4 Lynne Cohen et François LeTourneux, Faux indices (Montréal, Musée d’art contemporain de Montréal, 2013), p. 8.
5 Ibid., p. 38.
6 Voir Penny Cousineau-Levine, Faking Death: Art Photography and the Canadian Imagination (Montréal, McGill-Queen’s University Press, 2013).
7 Parmi les plus connus sont les cibles sculpturales de Jasper Johns et le Pop Art de Roy Lichtenstein reprenant les styles de la bande dessinée.
8 Michel Foucault, Dits et écrits (1984), « Des espaces autres » n° 360, p. 752-762, Paris, Gallimard, 1994 (conférence au Cercle d’études architecturales, 14 mars 1967), in Architecture, Mouvement, Continuité, n° 5, octobre 1984, p. 46-49.

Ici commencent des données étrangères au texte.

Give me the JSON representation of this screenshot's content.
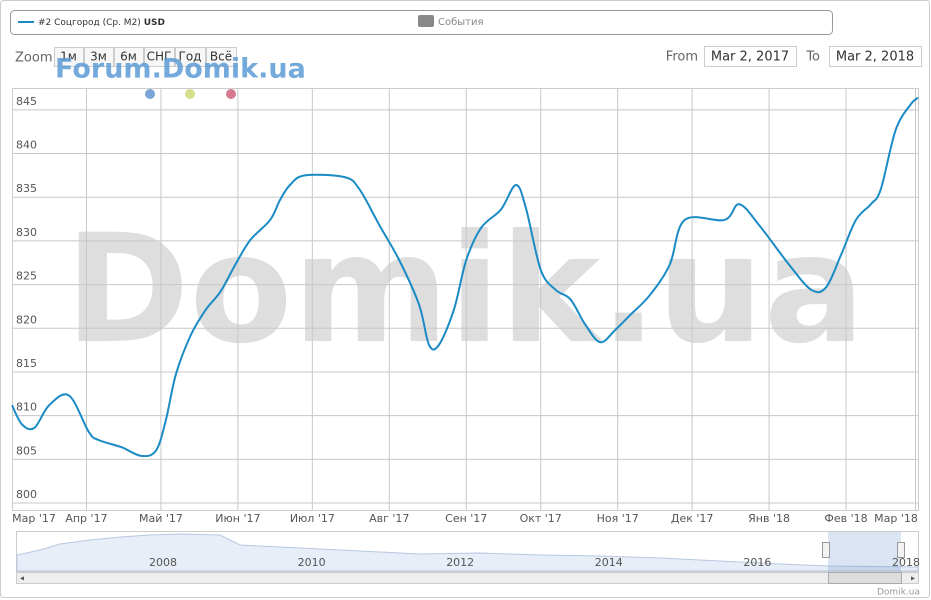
{
  "chart_data": {
    "type": "line",
    "legend": {
      "series_name": "#2 Соцгород (Ср. M2)",
      "currency": "USD",
      "events": "События"
    },
    "range_selector": {
      "zoom_label": "Zoom",
      "buttons": [
        "1м",
        "3м",
        "6м",
        "СНГ",
        "Год",
        "Всё"
      ],
      "from_label": "From",
      "to_label": "To",
      "from": "Mar 2, 2017",
      "to": "Mar 2, 2018"
    },
    "watermark": "Forum.Domik.ua",
    "background_text": "Domik.ua",
    "credits": "Domik.ua",
    "navigator_years": [
      "2008",
      "2010",
      "2012",
      "2014",
      "2016",
      "2018"
    ],
    "xlim": [
      "2017-03-02",
      "2018-03-02"
    ],
    "xticks": [
      {
        "value": "2017-03-01",
        "label": "Мар '17"
      },
      {
        "value": "2017-04-01",
        "label": "Апр '17"
      },
      {
        "value": "2017-05-01",
        "label": "Май '17"
      },
      {
        "value": "2017-06-01",
        "label": "Июн '17"
      },
      {
        "value": "2017-07-01",
        "label": "Июл '17"
      },
      {
        "value": "2017-08-01",
        "label": "Авг '17"
      },
      {
        "value": "2017-09-01",
        "label": "Сен '17"
      },
      {
        "value": "2017-10-01",
        "label": "Окт '17"
      },
      {
        "value": "2017-11-01",
        "label": "Ноя '17"
      },
      {
        "value": "2017-12-01",
        "label": "Дек '17"
      },
      {
        "value": "2018-01-01",
        "label": "Янв '18"
      },
      {
        "value": "2018-02-01",
        "label": "Фев '18"
      },
      {
        "value": "2018-03-01",
        "label": "Мар '18"
      }
    ],
    "ylim": [
      799.2,
      847.5
    ],
    "yticks": [
      800,
      805,
      810,
      815,
      820,
      825,
      830,
      835,
      840,
      845
    ],
    "grid": true,
    "series": [
      {
        "name": "#2 Соцгород (Ср. M2)",
        "color": "#1a8bc4",
        "x": [
          "2017-03-02",
          "2017-03-06",
          "2017-03-11",
          "2017-03-17",
          "2017-03-25",
          "2017-04-02",
          "2017-04-06",
          "2017-04-15",
          "2017-04-23",
          "2017-04-29",
          "2017-05-03",
          "2017-05-07",
          "2017-05-13",
          "2017-05-19",
          "2017-05-25",
          "2017-05-31",
          "2017-06-06",
          "2017-06-14",
          "2017-06-18",
          "2017-06-22",
          "2017-06-28",
          "2017-07-14",
          "2017-07-20",
          "2017-07-28",
          "2017-08-05",
          "2017-08-13",
          "2017-08-17",
          "2017-08-21",
          "2017-08-27",
          "2017-09-01",
          "2017-09-07",
          "2017-09-15",
          "2017-09-21",
          "2017-09-25",
          "2017-10-01",
          "2017-10-07",
          "2017-10-13",
          "2017-10-19",
          "2017-10-25",
          "2017-10-31",
          "2017-11-06",
          "2017-11-14",
          "2017-11-22",
          "2017-11-28",
          "2017-12-14",
          "2017-12-20",
          "2017-12-28",
          "2018-01-09",
          "2018-01-18",
          "2018-01-24",
          "2018-01-30",
          "2018-02-05",
          "2018-02-11",
          "2018-02-15",
          "2018-02-21",
          "2018-02-27",
          "2018-03-02"
        ],
        "values": [
          811.2,
          809,
          808.6,
          811.2,
          812.3,
          808.1,
          807.2,
          806.4,
          805.4,
          806,
          809.5,
          814.7,
          819.2,
          822.1,
          824.2,
          827.3,
          830.1,
          832.4,
          834.7,
          836.4,
          837.5,
          837.3,
          835.9,
          831.8,
          827.8,
          822.7,
          818.1,
          818.1,
          822.1,
          827.8,
          831.5,
          833.6,
          836.4,
          833.8,
          826.7,
          824.4,
          823.3,
          820.4,
          818.4,
          819.8,
          821.5,
          823.8,
          827.3,
          832.4,
          832.4,
          834.2,
          831.8,
          827.3,
          824.4,
          824.7,
          828.4,
          832.4,
          834.2,
          835.9,
          842.7,
          845.6,
          846.4
        ]
      }
    ]
  }
}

Philippe Guillaume est artiste et photographe. En 2012, il a terminé une maîtrise interdisciplinaire en photographie et histoire de l’art à l’Université Concordia, dans le programme de recherche Special Individualized Program (SIP). Sa recherche associe la marche, la photographie et les espaces publics dénués de présence humaine. Il est membre du groupe de recherche sur l’histoire de la photographie canadienne (Canadian Photography History Research Group) lié au département d’histoire de l’art de l’Université Concordia.